Recently, circumstances of my life have unfolded in such a way that I can no longer remain in the known and things can no longer go according to a plan. It’s not until you’re standing naked and vulnerable with all that you thought you knew stripped away, that you really are forced to practice, live and breathe that profound level of trust.
I have struggled with faith my entire life. Trusting the unknown. Trusting family, friends and significant others. Trusting myself. Trusting that if I let go of control and the white-knuckled grip, I will be safe and my needs will be met. I’ve made substantial progress on this particular journey over the past few years. But the strengthening in my faith has not come from trying to attain it or by working to become more trusting. Rather, it has naturally arisen as a result of coming to know myself in a greater, deeper and much more profound way.

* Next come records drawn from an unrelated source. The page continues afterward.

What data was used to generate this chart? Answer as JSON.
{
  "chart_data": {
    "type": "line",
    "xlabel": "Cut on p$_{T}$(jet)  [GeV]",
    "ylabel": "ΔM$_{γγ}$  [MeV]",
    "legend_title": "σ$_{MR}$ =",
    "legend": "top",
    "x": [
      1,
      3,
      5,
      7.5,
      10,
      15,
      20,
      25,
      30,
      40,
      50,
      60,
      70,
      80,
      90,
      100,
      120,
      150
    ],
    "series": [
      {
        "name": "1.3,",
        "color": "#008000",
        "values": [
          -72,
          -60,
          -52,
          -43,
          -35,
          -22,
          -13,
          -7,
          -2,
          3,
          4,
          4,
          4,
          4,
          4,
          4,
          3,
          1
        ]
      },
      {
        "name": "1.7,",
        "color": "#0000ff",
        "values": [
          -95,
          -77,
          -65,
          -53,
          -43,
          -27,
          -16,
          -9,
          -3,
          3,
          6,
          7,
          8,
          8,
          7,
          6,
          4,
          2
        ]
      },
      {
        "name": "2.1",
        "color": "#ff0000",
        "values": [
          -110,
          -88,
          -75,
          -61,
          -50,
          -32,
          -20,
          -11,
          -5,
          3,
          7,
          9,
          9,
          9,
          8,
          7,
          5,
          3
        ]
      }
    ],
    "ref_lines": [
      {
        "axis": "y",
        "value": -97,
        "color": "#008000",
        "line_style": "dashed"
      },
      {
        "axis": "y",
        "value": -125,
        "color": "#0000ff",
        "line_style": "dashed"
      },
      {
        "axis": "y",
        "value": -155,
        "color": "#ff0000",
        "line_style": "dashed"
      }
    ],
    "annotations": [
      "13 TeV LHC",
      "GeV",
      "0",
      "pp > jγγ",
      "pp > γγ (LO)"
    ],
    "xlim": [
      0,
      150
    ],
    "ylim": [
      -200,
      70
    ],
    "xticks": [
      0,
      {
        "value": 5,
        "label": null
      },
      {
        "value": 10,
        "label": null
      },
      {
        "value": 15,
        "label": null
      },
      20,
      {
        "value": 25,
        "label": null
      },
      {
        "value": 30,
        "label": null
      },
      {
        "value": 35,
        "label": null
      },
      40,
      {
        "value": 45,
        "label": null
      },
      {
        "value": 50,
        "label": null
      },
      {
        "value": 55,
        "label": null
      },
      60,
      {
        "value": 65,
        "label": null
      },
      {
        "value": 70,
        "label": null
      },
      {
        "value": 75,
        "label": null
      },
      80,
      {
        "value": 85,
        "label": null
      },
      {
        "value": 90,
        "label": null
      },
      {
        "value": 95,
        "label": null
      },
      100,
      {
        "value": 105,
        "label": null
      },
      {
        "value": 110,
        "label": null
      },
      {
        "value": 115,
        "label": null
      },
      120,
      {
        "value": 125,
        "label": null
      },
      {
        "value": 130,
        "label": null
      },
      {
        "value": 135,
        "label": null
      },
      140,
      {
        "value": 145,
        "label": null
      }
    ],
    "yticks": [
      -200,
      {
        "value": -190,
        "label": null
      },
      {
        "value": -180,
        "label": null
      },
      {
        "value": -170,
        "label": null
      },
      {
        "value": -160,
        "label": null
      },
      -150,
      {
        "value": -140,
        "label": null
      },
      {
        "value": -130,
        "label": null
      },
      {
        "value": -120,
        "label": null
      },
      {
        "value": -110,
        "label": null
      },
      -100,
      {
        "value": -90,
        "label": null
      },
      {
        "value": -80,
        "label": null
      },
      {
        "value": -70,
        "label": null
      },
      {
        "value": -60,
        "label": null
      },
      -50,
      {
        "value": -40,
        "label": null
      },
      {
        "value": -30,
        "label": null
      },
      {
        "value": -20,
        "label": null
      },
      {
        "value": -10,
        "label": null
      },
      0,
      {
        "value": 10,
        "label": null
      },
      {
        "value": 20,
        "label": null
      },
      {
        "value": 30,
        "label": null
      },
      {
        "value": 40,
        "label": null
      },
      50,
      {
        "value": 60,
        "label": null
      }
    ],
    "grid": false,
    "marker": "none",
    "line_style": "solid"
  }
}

Because when you walk with faith, you walk with feeling. You make decisions based on your delicate inner whispers, the energy that tugs at your heart and calls you towards what you love. What others say becomes irrelevant; nothing sways you. To live with faith is to know who you truly are. And there is a fine line between letting energy flow and grasping too tightly to intention. There’s an ease and grace with allowing; there’s no need to force an outcome. It’s hard to remember this at the beginning of the year when everything is go, go, go — resolutions, goals, change this, change that, new year, new you. It’s a forced, frenetic energy. What if it was all easy? Why do we choose to make things so complicated?
Today, I release the need to know, control or to see any further ahead than this very moment, right now. It will be easy and I will enjoy the ride.